Hamburg. Der Ex-Bremer im Dress des HSV spricht vor dem Nordderby gegen Werder über den Druck im Abstiegskampf

Positiv bleiben, immer positiv bleiben. Anders geht es ja nicht. Und auch Aaron Hunt hat diesen Grundsatz aus dem Anfängerseminar für Sportpsychologen gut verinnerlicht: „Wir sehen das Derby bei Werder Bremen als große Chance, einiges geradezurücken.“

Ausgerechnet. Werder. Bremen. Und Aaron Hunt. Am Sonnabend um 18.30 Uhr tritt der HSV also im Bremer Weserstadion an.

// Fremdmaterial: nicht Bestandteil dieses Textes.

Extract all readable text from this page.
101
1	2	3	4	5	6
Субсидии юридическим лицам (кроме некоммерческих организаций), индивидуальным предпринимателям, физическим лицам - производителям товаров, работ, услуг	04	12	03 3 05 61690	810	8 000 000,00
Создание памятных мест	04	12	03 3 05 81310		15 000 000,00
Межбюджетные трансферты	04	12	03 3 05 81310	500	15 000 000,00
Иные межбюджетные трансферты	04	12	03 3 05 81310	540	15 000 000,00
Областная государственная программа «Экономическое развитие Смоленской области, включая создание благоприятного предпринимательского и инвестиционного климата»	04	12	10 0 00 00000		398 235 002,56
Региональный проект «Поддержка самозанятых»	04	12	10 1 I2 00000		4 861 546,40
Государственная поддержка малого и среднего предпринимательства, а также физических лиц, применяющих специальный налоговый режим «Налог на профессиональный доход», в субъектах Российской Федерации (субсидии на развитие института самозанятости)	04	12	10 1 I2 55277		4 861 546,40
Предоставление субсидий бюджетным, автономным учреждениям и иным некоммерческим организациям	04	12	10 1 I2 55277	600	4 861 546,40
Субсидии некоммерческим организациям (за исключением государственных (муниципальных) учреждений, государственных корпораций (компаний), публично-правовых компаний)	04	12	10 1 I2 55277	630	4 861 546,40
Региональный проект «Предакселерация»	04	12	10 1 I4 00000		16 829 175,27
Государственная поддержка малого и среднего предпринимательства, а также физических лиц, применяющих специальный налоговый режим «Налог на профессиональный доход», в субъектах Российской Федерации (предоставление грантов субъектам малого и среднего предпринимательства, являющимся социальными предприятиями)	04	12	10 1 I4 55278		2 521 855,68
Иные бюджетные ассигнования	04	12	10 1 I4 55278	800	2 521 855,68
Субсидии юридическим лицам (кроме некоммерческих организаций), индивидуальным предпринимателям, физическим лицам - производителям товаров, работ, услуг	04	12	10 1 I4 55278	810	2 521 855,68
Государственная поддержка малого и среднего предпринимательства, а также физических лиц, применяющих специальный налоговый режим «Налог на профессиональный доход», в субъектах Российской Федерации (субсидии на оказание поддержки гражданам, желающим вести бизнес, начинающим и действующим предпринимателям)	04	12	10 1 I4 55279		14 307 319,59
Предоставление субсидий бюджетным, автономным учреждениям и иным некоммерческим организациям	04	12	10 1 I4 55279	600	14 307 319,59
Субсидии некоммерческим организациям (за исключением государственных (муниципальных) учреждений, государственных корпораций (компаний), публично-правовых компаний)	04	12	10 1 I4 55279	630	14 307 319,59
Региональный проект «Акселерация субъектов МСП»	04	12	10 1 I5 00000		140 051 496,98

Dort, wo Hunt zwischen 2003 und 2014 elf Jahre erfolgreich gekickt und als Grün-Weißer dem HSV zahlreiche schmerzhafte Niederlagen beigebracht hat. „Natürlich ist es immer noch etwas Besonderes, dort zu spielen“, sagt Hunt, „für mich ist die Brisanz vielleicht noch einen Tick größer als für andere. Aber letztlich geht es auch nur um die drei Punkte.“

Locker bleiben, unaufgeregt, aber ernsthaft. Der 31-Jährige versucht diesen Eindruck zu vermitteln. Voranzugehen in der Krise. Auch Druck aufzunehmen, abzufedern. „Natürlich machen sich die Spieler Gedanken über die Situation, es ist keiner dabei, dem es scheißegal ist“, sagt er also vor dem Mittwochstraining des HSV im Volksparkstadion. Das gehört ja auch zu den Aufgaben eines erfahrenen Profis, dass er sich der Öffentlichkeit stellt. Nicht verkriechen in der Not oder gar abtauchen, sondern: positiv bleiben.

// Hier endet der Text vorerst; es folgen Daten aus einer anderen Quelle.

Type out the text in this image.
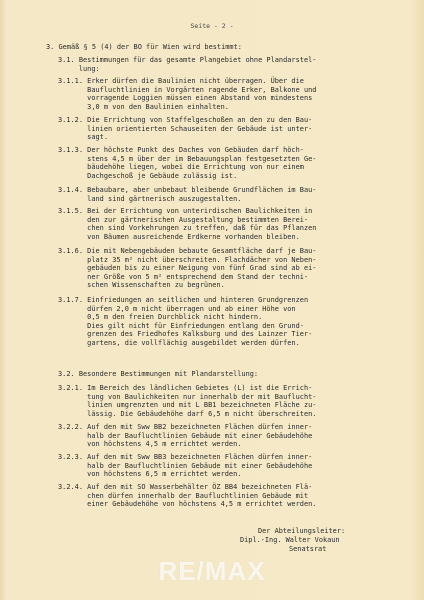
Seite - 2 -
3. Gemäß § 5 (4) der BO für Wien wird bestimmt:
3.1. Bestimmungen für das gesamte Plangebiet ohne Plandarstel-
lung:
3.1.1. Erker dürfen die Baulinien nicht überragen. Über die
Baufluchtlinien in Vorgärten ragende Erker, Balkone und
vorragende Loggien müssen einen Abstand von mindestens
3,0 m von den Baulinien einhalten.
3.1.2. Die Errichtung von Staffelgeschoßen an den zu den Bau-
linien orientierten Schauseiten der Gebäude ist unter-
sagt.
3.1.3. Der höchste Punkt des Daches von Gebäuden darf höch-
stens 4,5 m über der im Bebauungsplan festgesetzten Ge-
bäudehöhe liegen, wobei die Errichtung von nur einem
Dachgeschoß je Gebäude zulässig ist.
3.1.4. Bebaubare, aber unbebaut bleibende Grundflächen im Bau-
land sind gärtnerisch auszugestalten.
3.1.5. Bei der Errichtung von unterirdischen Baulichkeiten in
den zur gärtnerischen Ausgestaltung bestimmten Berei-
chen sind Vorkehrungen zu treffen, daß für das Pflanzen
von Bäumen ausreichende Erdkerne vorhanden bleiben.
3.1.6. Die mit Nebengebäuden bebaute Gesamtfläche darf je Bau-
platz 35 m² nicht überschreiten. Flachdächer von Neben-
gebäuden bis zu einer Neigung von fünf Grad sind ab ei-
ner Größe von 5 m² entsprechend dem Stand der techni-
schen Wissenschaften zu begrünen.
3.1.7. Einfriedungen an seitlichen und hinteren Grundgrenzen
dürfen 2,0 m nicht überragen und ab einer Höhe von
0,5 m den freien Durchblick nicht hindern.
Dies gilt nicht für Einfriedungen entlang den Grund-
grenzen des Friedhofes Kalksburg und des Lainzer Tier-
gartens, die vollflächig ausgebildet werden dürfen.
3.2. Besondere Bestimmungen mit Plandarstellung:
3.2.1. Im Bereich des ländlichen Gebietes (L) ist die Errich-
tung von Baulichkeiten nur innerhalb der mit Bauflucht-
linien umgrenzten und mit L BB1 bezeichneten Fläche zu-
lässig. Die Gebäudehöhe darf 6,5 m nicht überschreiten.
3.2.2. Auf den mit Sww BB2 bezeichneten Flächen dürfen inner-
halb der Baufluchtlinien Gebäude mit einer Gebäudehöhe
von höchstens 4,5 m errichtet werden.
3.2.3. Auf den mit Sww BB3 bezeichneten Flächen dürfen inner-
halb der Baufluchtlinien Gebäude mit einer Gebäudehöhe
von höchstens 6,5 m errichtet werden.
3.2.4. Auf den mit SO Wasserbehälter ÖZ BB4 bezeichneten Flä-
chen dürfen innerhalb der Baufluchtlinien Gebäude mit
einer Gebäudehöhe von höchstens 4,5 m errichtet werden.
Der Abteilungsleiter:
Dipl.-Ing. Walter Vokaun
Senatsrat
RE/MAX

Es hilft der Mannschaft nicht, wenn die Fans in Resignation oder Frust und Wut versinken. Grundsätzlich aber zeigt Hunt Verständnis für den Zorn der Anhänger – nach all den Jahren Abstiegskampf. „Ich versuche das auszublenden. Es hemmt nur, wenn man zu viele Gedanken verschwendet.“ Das Plakat am Sonnabend im Spiel gegen Leverkusen – „dann jagen wir euch durch die Stadt“ – nein, das ging natürlich zu weit. „Das habe ich so auch noch nicht erlebt, seit ich hier bin“, sagt Hunt.

In Bremen, da soll das letzte Training am Freitag vor Publikum sein. Die Fans sind indirekt aufgefordert, dort zu erscheinen, das Team anzufeuern. In Hamburg bleibt Trainer Bernd Hollerbach dabei, seine Spieler am Donnerstag und Freitag nicht öffentlich arbeiten zu lassen.

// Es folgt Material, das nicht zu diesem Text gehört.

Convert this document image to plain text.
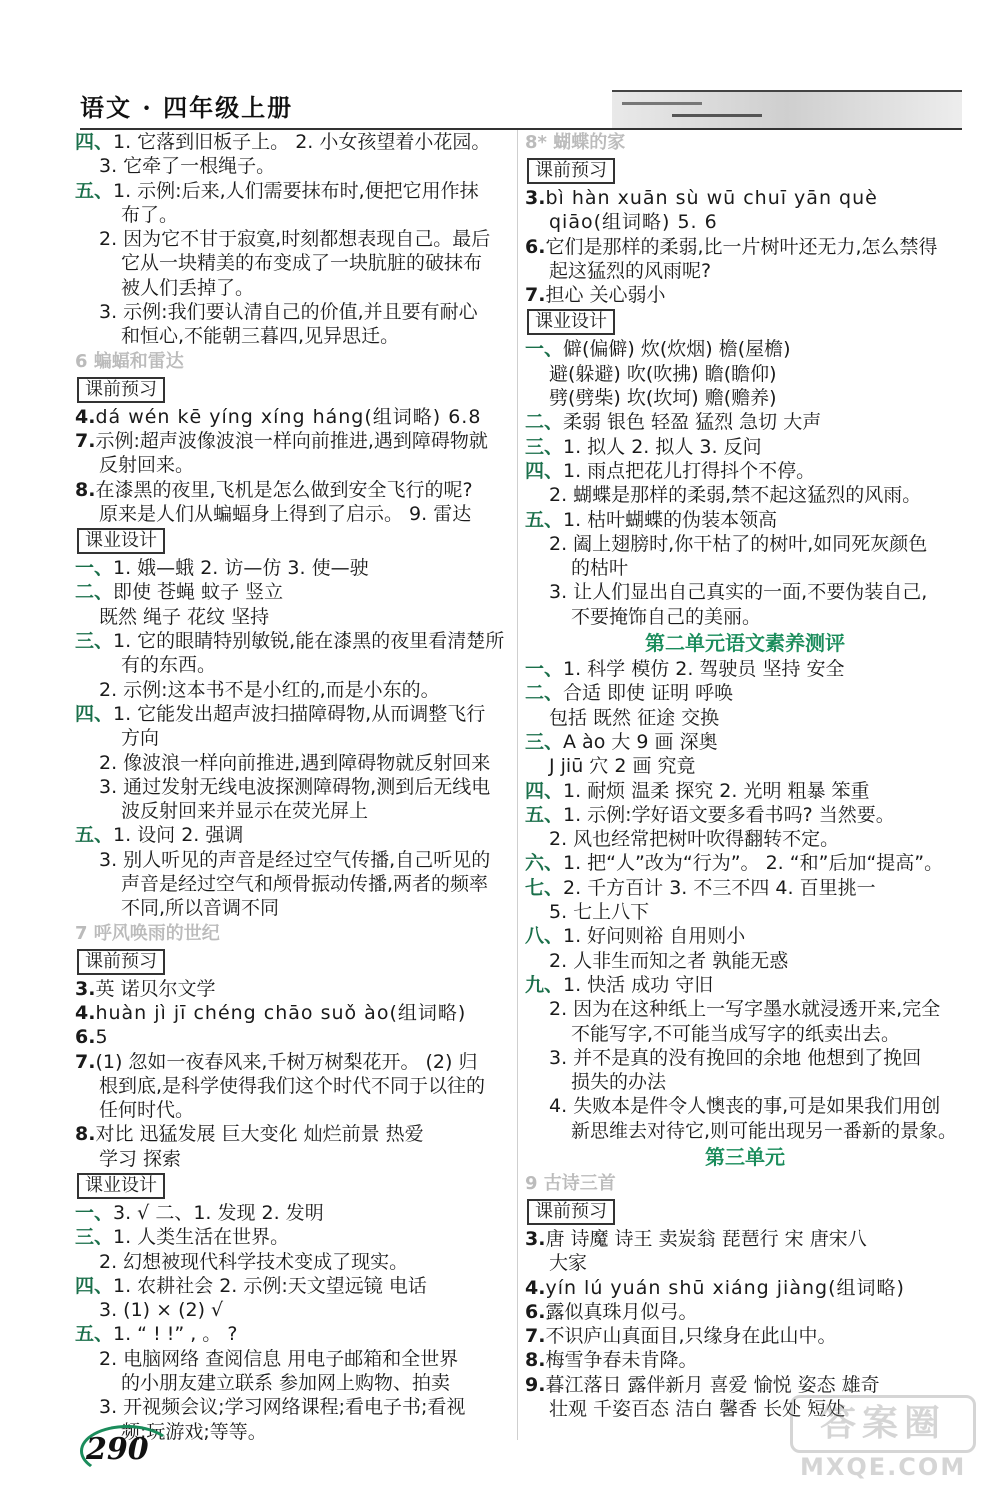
语文 · 四年级上册
四、1. 它落到旧板子上。 2. 小女孩望着小花园。
3. 它牵了一根绳子。
五、1. 示例:后来,人们需要抹布时,便把它用作抹
布了。
2. 因为它不甘于寂寞,时刻都想表现自己。最后
它从一块精美的布变成了一块肮脏的破抹布
被人们丢掉了。
3. 示例:我们要认清自己的价值,并且要有耐心
和恒心,不能朝三暮四,见异思迁。
6 蝙蝠和雷达
课前预习
4.dá wén kē yíng xíng háng(组词略) 6.8
7.示例:超声波像波浪一样向前推进,遇到障碍物就
反射回来。
8.在漆黑的夜里,飞机是怎么做到安全飞行的呢?
原来是人们从蝙蝠身上得到了启示。 9. 雷达
课业设计
一、1. 娥—蛾 2. 访—仿 3. 使—驶
二、即使 苍蝇 蚊子 竖立
既然 绳子 花纹 坚持
三、1. 它的眼睛特别敏锐,能在漆黑的夜里看清楚所
有的东西。
2. 示例:这本书不是小红的,而是小东的。
四、1. 它能发出超声波扫描障碍物,从而调整飞行
方向
2. 像波浪一样向前推进,遇到障碍物就反射回来
3. 通过发射无线电波探测障碍物,测到后无线电
波反射回来并显示在荧光屏上
五、1. 设问 2. 强调
3. 别人听见的声音是经过空气传播,自己听见的
声音是经过空气和颅骨振动传播,两者的频率
不同,所以音调不同
7 呼风唤雨的世纪
课前预习
3.英 诺贝尔文学
4.huàn jì jī chéng chāo suǒ ào(组词略)
6.5
7.(1) 忽如一夜春风来,千树万树梨花开。 (2) 归
根到底,是科学使得我们这个时代不同于以往的
任何时代。
8.对比 迅猛发展 巨大变化 灿烂前景 热爱
学习 探索
课业设计
一、3. √ 二、1. 发现 2. 发明
三、1. 人类生活在世界。
2. 幻想被现代科学技术变成了现实。
四、1. 农耕社会 2. 示例:天文望远镜 电话
3. (1) × (2) √
五、1. “ ! !” , 。 ?
2. 电脑网络 查阅信息 用电子邮箱和全世界
的小朋友建立联系 参加网上购物、拍卖
3. 开视频会议;学习网络课程;看电子书;看视
频;玩游戏;等等。
8* 蝴蝶的家
课前预习
3.bì hàn xuān sù wū chuī yān què
qiāo(组词略) 5. 6
6.它们是那样的柔弱,比一片树叶还无力,怎么禁得
起这猛烈的风雨呢?
7.担心 关心弱小
课业设计
一、僻(偏僻) 炊(炊烟) 檐(屋檐)
避(躲避) 吹(吹拂) 瞻(瞻仰)
劈(劈柴) 坎(坎坷) 赡(赡养)
二、柔弱 银色 轻盈 猛烈 急切 大声
三、1. 拟人 2. 拟人 3. 反问
四、1. 雨点把花儿打得抖个不停。
2. 蝴蝶是那样的柔弱,禁不起这猛烈的风雨。
五、1. 枯叶蝴蝶的伪装本领高
2. 阖上翅膀时,你干枯了的树叶,如同死灰颜色
的枯叶
3. 让人们显出自己真实的一面,不要伪装自己,
不要掩饰自己的美丽。
第二单元语文素养测评
一、1. 科学 模仿 2. 驾驶员 坚持 安全
二、合适 即使 证明 呼唤
包括 既然 征途 交换
三、A ào 大 9 画 深奥
J jiū 穴 2 画 究竟
四、1. 耐烦 温柔 探究 2. 光明 粗暴 笨重
五、1. 示例:学好语文要多看书吗? 当然要。
2. 风也经常把树叶吹得翻转不定。
六、1. 把“人”改为“行为”。 2. “和”后加“提高”。
七、2. 千方百计 3. 不三不四 4. 百里挑一
5. 七上八下
八、1. 好问则裕 自用则小
2. 人非生而知之者 孰能无惑
九、1. 快活 成功 守旧
2. 因为在这种纸上一写字墨水就浸透开来,完全
不能写字,不可能当成写字的纸卖出去。
3. 并不是真的没有挽回的余地 他想到了挽回
损失的办法
4. 失败本是件令人懊丧的事,可是如果我们用创
新思维去对待它,则可能出现另一番新的景象。
第三单元
9 古诗三首
课前预习
3.唐 诗魔 诗王 卖炭翁 琵琶行 宋 唐宋八
大家
4.yín lú yuán shū xiáng jiàng(组词略)
6.露似真珠月似弓。
7.不识庐山真面目,只缘身在此山中。
8.梅雪争春未肯降。
9.暮江落日 露伴新月 喜爱 愉悦 姿态 雄奇
壮观 千姿百态 洁白 馨香 长处 短处
290
答案圈
MXQE.COM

In Bremen wird seit Tagen auf das Derby eingestimmt, Vorfreude und Spannung erzeugt, in Hamburg scheint eher die Angst davor zu herrschen, das ausgerechnet der alte Nordrivale einen wesentlichen Impuls zum Abstieg geben könnte. „In Bremen war es vielleicht im Umfeld auch etwas ruhiger in den letzten Wochen“, sagt Bremen-Kenner Aaron Hunt. „Aber in Hamburg ist ja generell mehr los als in Bremen.“

Zeit also für eine Trendwende, immer positiv denken: „Das Spiel kommt zur richtigen Zeit. Uns würde ein Erfolg einfach sehr guttun.“ Denn die Unsicherheit in der Mannschaft scheint von außen ja mit den Händen zu greifen. „Wir reden viel als Mannschaft zusammen, wir versuchen das eine oder andere Problem bei den jungen Spielern zu lösen“, sagt der Mittelfeldakteur. „Es ist eine Situation für die jungen Spieler, aus der sie unheimlich viel lernen und mitnehmen können und daraus gestärkt rauskommen.“

Hunt erhebt selbstverständlich für sich den Anspruch, ein „Führungsspieler“ zu sein: „Natürlich ist das eine meiner Rollen, ich spiele ja schon ewig in der Bundesliga.“ So soll es bleiben, auch wenn er noch gar nicht weiß, was die Zukunft bringt. Der Vertrag beim HSV läuft aus. „Das ist überhaupt nicht wichtig, wichtig ist, was hier passiert“, sagt er: „Wir haben alle das Ziel, nicht abzusteigen. Das steht ganz über allem.“

Abgestiegen ist Aaron Hunt schließlich noch nie, auch wenn es schon knapp war. „Und das bleibt hoffentlich auch so“, sagt er. Positiv bleiben, immer positiv bleiben.